Meski demikian, Hasan menilai, ada potensi aliran dana asing masuk seiring jarak lebar antara imbal hasil obligasi AS dan surat utang negara (SUN) bertenor 10 tahun.

“Pada tingkat imbal hasil SUN 10 tahun saat ini, sekitar 6,9 persen, sebenarnya differential interest rate secara nominal masih cukup lebar. Lebih dari 5 persen. Tapi spread yang lebar itu - yang menjadi daya tarik masuknya dana asing, inflows - akan segera lenyap tergerus pelemahan rupiah,” ujar dia.
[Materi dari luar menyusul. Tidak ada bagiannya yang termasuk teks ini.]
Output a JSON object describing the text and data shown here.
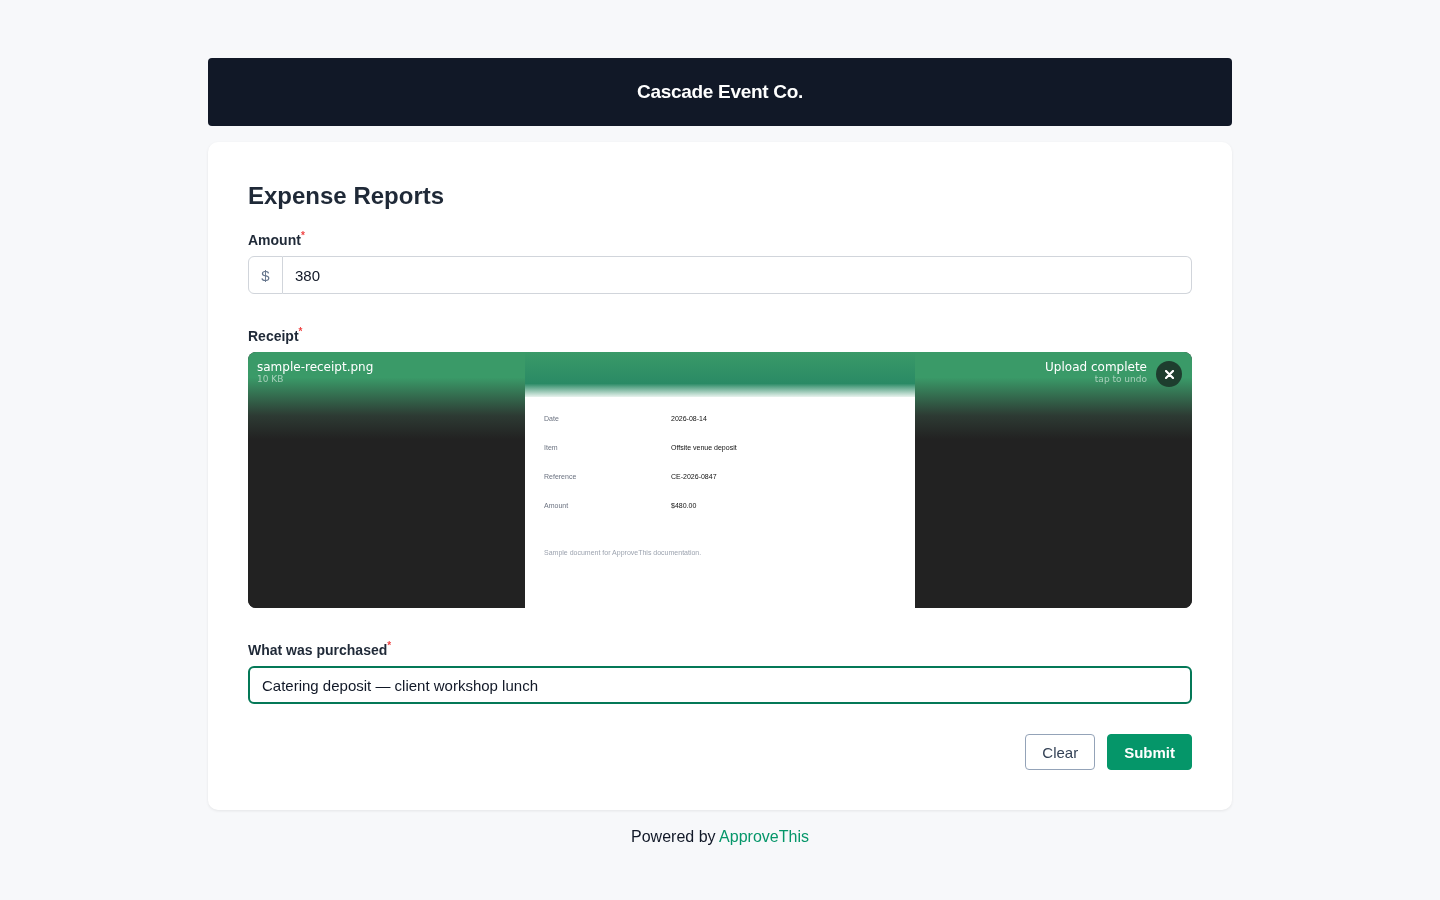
{
  "header": {
    "title": "Cascade Event Co."
  },
  "form": {
    "title": "Expense Reports",
    "fields": [
      {
        "kind": "amount",
        "label": "Amount",
        "required_mark": "*",
        "prefix": "$",
        "value": "380"
      },
      {
        "kind": "upload",
        "label": "Receipt",
        "required_mark": "*",
        "file_name": "sample-receipt.png",
        "file_size": "10 KB",
        "status": "Upload complete",
        "status_hint": "tap to undo",
        "document": {
          "rows": [
            {
              "label": "Date",
              "value": "2026-08-14"
            },
            {
              "label": "Item",
              "value": "Offsite venue deposit"
            },
            {
              "label": "Reference",
              "value": "CE-2026-0847"
            },
            {
              "label": "Amount",
              "value": "$480.00"
            }
          ],
          "note": "Sample document for ApproveThis documentation."
        }
      },
      {
        "kind": "text",
        "label": "What was purchased",
        "required_mark": "*",
        "value": "Catering deposit — client workshop lunch",
        "focused": true
      }
    ],
    "buttons": [
      {
        "label": "Clear",
        "kind": "secondary"
      },
      {
        "label": "Submit",
        "kind": "primary"
      }
    ]
  },
  "footer": {
    "text": "Powered by",
    "link": "ApproveThis"
  }
}
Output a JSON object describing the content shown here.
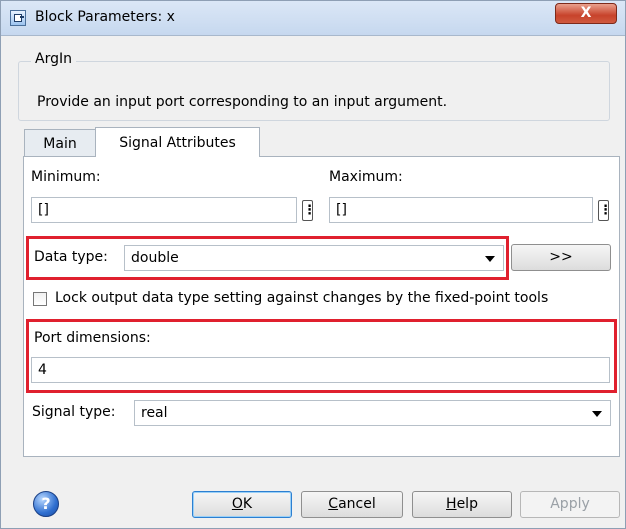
{
  "window": {
    "title": "Block Parameters: x",
    "close_glyph": "X"
  },
  "group": {
    "title": "ArgIn",
    "description": "Provide an input port corresponding to an input argument."
  },
  "tabs": [
    {
      "label": "Main",
      "selected": false
    },
    {
      "label": "Signal Attributes",
      "selected": true
    }
  ],
  "signal_attributes": {
    "minimum_label": "Minimum:",
    "minimum_value": "[]",
    "maximum_label": "Maximum:",
    "maximum_value": "[]",
    "more_glyph": "⋮",
    "data_type_label": "Data type:",
    "data_type_value": "double",
    "assistant_button_label": ">>",
    "lock_checkbox_label": "Lock output data type setting against changes by the fixed-point tools",
    "lock_checked": false,
    "port_dimensions_label": "Port dimensions:",
    "port_dimensions_value": "4",
    "signal_type_label": "Signal type:",
    "signal_type_value": "real"
  },
  "footer": {
    "help_icon_glyph": "?",
    "ok_prefix": "",
    "ok_mnemonic": "O",
    "ok_suffix": "K",
    "cancel_mnemonic": "C",
    "cancel_suffix": "ancel",
    "help_mnemonic": "H",
    "help_suffix": "elp",
    "apply_label": "Apply"
  },
  "colors": {
    "highlight_box": "#e0202e",
    "default_button_border": "#2c7fd1"
  }
}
"Ada yang bertanya, kepada saya: "Masa sih pak kenaikan 10 basis points saja sudah berdampak begitu besar?" Sebagai investor kita musti sadar bahwa kenaikan yield 10 persen itu, artinya surat utang pemerintah Federal AS itu bisa dibeli pada harga 10 persen lebih mura,” ia menambahkan.

Hasan mengatakan, yang membawa kembali dolar Amerika Serikat ke dalam negerinya bukan imbal hasil 1,747 persen per tahun. "Akan tetapi,  capital gain yang akan diperoleh saat pelunasan obligasi. Atau saat harga obligasi tersebut naik kembali bila yield kembali ke tingkat semula,” ujar dia.